Leveraging Ontotext’s Eligibility Design Assistant for Effective Patient Population Selection

Combining highly normalized knowledge graphs with large language models for quick and reliable selection of clinical trial eligibility criteria

July 2, 2024 8 mins. read Ivelina NikolovaKaterina SerafimovaKaterina SerafimovaGeorgi IlievGeorgi IlievTodor PrimovTodor Primov

This is part of Ontotext’s AI-in-Action initiative aimed at enabling data scientists and engineers to benefit from the AI capabilities of our products.

Drug discovery is an ever-growing field of research, which often involves different stakeholders, facing multiple challenges. Clinical trials play an important part in this process as any new medication has to pass several phases of such trials successfully before getting tested and approved for the market. That’s why a good clinical trial design is crucial for accurately evaluating the various effects and safety of new drugs. 

Ontotext’s Clinical Trials Eligibility Design Assistant helps with one of the most challenging tasks in study design: selecting the proper patient population. To meet the expected study outcomes, researchers need to identify the most suitable set of eligibility criteria for participation. As they want to test for specific outcome measures (endpoints) during and after the trial, these criteria must allow them to measure the outcomes objectively and achieve the desired endpoints. In addition, they need to ensure that participants can undergo clinical trial interventions safely.

Usually, researchers select their eligibility criteria based on historical data. However, this data is often vast and heterogeneous, making analysis too complex. The publicly available datasets represent only a small fraction of the information. As companies tend to keep their proprietary datasets private, there’s little visibility in the field, complicating the clinical trial design process even further. Playing around with a criteria selection without providing a proper rationale is not a viable strategy and it’s where our application comes into play.

Ontotext’s skills and how we can assist

Eligibility criteria and outcome measures are typically expressed in free text. That’s why the usual method of analyzing them automatically involves traditional natural language processing techniques. However, these are limited to processing only a very narrow context and therefore can provide only a partial solution.
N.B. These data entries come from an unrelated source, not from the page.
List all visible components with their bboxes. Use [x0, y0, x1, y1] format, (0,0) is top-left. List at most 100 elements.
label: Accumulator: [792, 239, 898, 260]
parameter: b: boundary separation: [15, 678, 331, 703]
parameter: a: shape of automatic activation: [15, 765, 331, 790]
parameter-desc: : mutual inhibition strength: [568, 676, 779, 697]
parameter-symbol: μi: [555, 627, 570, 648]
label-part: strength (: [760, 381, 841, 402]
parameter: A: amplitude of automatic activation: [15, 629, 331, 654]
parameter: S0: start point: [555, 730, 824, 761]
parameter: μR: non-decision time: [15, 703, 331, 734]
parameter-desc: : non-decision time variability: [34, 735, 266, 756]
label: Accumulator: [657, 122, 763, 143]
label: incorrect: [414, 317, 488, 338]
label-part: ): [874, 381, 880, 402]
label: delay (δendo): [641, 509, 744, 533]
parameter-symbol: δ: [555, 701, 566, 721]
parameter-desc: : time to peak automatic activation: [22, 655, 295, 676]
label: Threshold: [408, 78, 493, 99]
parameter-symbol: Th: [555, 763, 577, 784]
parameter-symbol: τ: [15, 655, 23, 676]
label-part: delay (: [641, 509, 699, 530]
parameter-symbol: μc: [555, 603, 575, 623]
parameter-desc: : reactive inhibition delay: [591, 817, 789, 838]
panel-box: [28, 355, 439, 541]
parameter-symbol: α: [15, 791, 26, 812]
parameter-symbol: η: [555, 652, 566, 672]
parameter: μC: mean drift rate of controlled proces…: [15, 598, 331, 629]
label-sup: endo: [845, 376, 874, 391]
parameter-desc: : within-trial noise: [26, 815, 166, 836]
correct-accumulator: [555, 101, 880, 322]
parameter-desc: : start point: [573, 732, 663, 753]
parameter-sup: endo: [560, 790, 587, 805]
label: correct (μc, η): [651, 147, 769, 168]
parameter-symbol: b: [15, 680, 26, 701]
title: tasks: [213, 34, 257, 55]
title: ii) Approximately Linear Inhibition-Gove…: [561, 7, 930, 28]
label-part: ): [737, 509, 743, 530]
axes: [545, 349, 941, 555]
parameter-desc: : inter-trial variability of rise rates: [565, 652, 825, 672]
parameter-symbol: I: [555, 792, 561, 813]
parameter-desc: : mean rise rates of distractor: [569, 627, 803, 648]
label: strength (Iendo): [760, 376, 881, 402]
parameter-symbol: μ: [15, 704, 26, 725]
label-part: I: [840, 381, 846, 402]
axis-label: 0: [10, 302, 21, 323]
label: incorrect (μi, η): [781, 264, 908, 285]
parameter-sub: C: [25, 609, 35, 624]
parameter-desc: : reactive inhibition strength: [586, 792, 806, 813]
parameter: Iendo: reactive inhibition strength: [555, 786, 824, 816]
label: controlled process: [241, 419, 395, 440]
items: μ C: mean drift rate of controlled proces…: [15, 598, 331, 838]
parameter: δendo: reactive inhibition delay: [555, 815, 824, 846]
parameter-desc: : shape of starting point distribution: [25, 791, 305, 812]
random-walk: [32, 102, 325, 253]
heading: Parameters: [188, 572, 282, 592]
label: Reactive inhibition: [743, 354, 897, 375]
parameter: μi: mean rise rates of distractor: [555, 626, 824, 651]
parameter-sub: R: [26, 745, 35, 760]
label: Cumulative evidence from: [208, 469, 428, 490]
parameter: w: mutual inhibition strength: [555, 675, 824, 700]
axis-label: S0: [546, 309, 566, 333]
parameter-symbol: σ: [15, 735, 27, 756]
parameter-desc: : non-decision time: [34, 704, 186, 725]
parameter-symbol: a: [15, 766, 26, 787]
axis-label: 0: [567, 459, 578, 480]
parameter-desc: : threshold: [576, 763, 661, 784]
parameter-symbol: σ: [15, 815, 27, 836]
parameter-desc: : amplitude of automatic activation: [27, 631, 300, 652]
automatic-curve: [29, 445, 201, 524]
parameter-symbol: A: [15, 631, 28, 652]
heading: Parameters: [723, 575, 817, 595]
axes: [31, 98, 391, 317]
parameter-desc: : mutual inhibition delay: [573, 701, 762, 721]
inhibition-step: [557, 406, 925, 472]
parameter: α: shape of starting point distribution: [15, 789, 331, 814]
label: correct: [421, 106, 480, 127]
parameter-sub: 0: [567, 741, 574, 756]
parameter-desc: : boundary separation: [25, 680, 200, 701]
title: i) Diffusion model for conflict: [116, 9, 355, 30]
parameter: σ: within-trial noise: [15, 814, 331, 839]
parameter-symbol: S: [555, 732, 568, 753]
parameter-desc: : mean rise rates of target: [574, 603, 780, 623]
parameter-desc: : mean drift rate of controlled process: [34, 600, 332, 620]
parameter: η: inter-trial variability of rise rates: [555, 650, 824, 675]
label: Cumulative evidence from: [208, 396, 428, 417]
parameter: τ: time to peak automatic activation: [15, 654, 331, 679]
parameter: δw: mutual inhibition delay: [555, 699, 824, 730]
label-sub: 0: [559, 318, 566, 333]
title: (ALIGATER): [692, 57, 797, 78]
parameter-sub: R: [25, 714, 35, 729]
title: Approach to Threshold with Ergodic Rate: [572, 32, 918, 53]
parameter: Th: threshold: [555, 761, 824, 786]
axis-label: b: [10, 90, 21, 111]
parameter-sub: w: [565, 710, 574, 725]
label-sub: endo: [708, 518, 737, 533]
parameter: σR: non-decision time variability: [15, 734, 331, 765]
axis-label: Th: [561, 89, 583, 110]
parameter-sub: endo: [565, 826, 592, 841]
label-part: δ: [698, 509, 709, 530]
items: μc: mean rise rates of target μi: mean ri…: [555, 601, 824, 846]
Instead, we propose a new approach: Retrieval-Augmented Generation (RAG), combining a highly normalized knowledge graph with large language models (LLMs). This method allows us to answer questions by searching within a very narrow context. This reduces LLM hallucinations and maintains provenance to the original data. At the same time, the knowledge graph provides data linking with well-known and well-structured datasets like UMLS and DrugCentral, and allows further generalization (for example over drug types).

What’s a clinical trial about

The simplest way to explain what a clinical trial is about is shown in the visual below. In this specific use case, we analyze only interventional clinical trials that aim to discover more about a particular intervention or treatment. When designing such a study, researchers have to answer a set of questions as shown in the visual.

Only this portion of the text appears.